Tuesday 24 April 2012

Live: Loudon Wainwright III in Leeds


Gig Review of:
LOUDON WAINWRIGHT III
at ‘Fforde Green’, Leeds, Yorkshire

I read all the right critics. Through a process of assimilation I’m able to determine what’s current and politically acceptable (i.e. what sells), in a variety of areas including film, art, books, anarcho-syndicalism, and contemporary music (i.e. any music that allows you, for the price of a haircut, to belong to a group of people who think alike and consider themselves the one true stylists of genuine hip). The problem is that Loudon Wainwright III totally confounds that whole logic. By rights he shouldn’t even be here, alive, on this stage, never mind doing a two-hour solo set and coming back for two encores. Anyone who sings about dropping acid and listening to the Grateful Dead has got to be terminally brain-damaged, right? Not coming on with more lethal irony and cynical wit than a truckload of early Elvis Costello albums. So I ditch all accepted credibility standards, and just enjoy.
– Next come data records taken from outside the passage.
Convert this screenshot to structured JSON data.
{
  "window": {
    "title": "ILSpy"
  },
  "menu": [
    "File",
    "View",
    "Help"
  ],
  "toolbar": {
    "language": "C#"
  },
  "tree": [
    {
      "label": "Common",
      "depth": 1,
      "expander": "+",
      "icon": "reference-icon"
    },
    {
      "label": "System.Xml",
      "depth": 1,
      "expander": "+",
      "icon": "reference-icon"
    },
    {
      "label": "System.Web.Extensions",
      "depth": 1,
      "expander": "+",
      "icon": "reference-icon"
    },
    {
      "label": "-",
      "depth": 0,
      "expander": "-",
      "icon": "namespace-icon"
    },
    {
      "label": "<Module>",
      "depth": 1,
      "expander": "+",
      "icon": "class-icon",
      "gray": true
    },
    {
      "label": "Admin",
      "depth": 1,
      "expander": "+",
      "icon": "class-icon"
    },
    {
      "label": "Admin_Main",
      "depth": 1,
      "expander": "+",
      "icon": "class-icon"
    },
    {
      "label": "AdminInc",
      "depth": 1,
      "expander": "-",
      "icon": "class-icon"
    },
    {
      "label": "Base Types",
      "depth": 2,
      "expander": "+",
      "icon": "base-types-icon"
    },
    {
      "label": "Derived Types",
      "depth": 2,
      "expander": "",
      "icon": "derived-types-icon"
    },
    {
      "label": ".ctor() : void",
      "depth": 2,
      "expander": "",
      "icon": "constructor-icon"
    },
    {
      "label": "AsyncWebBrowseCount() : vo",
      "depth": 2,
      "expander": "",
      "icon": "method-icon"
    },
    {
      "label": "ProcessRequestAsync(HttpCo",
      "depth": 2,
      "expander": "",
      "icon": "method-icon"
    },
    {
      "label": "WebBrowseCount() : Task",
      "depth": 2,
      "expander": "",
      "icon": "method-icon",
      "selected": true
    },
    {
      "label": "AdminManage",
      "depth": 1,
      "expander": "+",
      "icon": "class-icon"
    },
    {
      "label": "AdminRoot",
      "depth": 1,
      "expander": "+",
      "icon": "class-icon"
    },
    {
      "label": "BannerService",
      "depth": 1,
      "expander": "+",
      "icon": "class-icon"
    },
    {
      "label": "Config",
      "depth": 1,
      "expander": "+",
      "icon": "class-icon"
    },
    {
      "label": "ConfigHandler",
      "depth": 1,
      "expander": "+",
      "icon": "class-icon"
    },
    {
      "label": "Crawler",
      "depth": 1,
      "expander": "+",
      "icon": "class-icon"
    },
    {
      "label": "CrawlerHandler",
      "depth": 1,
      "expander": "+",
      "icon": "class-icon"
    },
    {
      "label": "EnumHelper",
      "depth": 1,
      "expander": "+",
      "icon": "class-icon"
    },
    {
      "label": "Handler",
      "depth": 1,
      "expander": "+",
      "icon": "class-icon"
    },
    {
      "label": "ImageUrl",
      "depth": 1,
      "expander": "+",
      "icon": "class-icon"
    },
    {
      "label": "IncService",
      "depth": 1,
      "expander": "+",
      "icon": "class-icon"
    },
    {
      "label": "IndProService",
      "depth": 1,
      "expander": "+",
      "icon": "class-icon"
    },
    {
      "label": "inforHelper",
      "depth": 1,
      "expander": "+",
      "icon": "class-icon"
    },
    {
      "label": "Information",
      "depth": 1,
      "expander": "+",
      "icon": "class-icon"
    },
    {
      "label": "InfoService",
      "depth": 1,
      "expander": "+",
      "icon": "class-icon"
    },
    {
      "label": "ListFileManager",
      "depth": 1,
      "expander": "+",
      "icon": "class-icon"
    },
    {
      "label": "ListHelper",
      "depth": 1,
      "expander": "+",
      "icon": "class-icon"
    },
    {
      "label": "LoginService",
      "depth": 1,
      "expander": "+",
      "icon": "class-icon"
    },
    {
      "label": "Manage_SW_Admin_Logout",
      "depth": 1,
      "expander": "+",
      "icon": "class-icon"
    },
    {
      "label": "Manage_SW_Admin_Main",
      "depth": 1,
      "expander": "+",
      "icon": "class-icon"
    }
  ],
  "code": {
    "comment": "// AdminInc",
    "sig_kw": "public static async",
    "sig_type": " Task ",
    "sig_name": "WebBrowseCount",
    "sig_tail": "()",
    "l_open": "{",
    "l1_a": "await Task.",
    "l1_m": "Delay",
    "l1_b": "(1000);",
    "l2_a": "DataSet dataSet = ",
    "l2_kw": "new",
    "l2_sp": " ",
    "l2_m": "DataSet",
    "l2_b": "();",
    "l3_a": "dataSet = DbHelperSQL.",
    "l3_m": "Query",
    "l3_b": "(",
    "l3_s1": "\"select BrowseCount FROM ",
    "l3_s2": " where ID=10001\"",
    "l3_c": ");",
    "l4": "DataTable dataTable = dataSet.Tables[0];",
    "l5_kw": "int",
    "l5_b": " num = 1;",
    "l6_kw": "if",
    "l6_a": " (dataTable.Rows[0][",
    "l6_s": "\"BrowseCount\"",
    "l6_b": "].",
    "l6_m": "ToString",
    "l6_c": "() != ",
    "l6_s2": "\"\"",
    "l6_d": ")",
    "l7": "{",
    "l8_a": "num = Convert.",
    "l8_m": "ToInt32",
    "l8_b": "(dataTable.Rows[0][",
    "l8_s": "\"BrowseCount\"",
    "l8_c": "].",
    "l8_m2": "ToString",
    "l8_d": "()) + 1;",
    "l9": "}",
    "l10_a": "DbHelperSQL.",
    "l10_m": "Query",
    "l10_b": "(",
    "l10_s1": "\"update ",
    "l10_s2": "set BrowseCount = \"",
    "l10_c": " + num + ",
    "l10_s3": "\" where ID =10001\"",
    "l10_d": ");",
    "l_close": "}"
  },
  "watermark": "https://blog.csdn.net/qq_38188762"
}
He comes on more ‘Beat’ than Tom Waits, leather flat ‘at, attempted beard, ludicrously striped soccer jersey and $20 shoes he claims he bought off a dead pimp in Austin, Texas. He hobo-grimaces and guns clear through the entire Lexicon of sex, illustrations provided by a hugely lewd and lasciviously lolling tongue. His humour is finely tuned, his guitar tuned only ‘close enough for Folk’. And I ain’t laughed so much since the last Tory Party Political.

“(IDTTYWLM) I Don’t Think That Your Wife Likes Me” (from ‘Fame & Wealth’, 1983) – emphasised by gun-shot stage-kicks – is a killer, as is “Saturday Morning Fever”, a plea for tolerance on behalf of Elmer Fudd. “Surfin’ Queen” is a complete debauched Fifties Beach movie with Annette Funicello waxed down and used to catch that last wild wave. Then there’s that ‘Dead Skunk in the middle of the road – stinkin’’ (from ‘III’, 1972). For the most they’re masculine songs, ‘sleazy but sexy’, about boozing and women, but they touch all the bases behind that stereotype. He’s never more perceptive than when he’s at his funniest, and through that strategy he managed to observe the minutia of relationships more accurately than most tediously serious writers. The ‘sad love’ of divorce, breakdown, and separation comes through on “Call Me Mr Guilty” by avoiding sentimentality and delivering each line tipped with vicious steel toe-caps; just as in “Woke Up This Morning And Didn’t Have The Blues” the confession of loneliness and loss surfaces only through its repeated comic denial.

The Music Lounge of this spacious and imposing hostelry is jam-packed to the ceiling with hairy and grizzled people joining in the choruses of songs I’ve never heard before. But what the hell? This time I’ll give the right critics a miss and just let ‘Rudolph the Red-Nosed Wino guide my sleigh tonight’.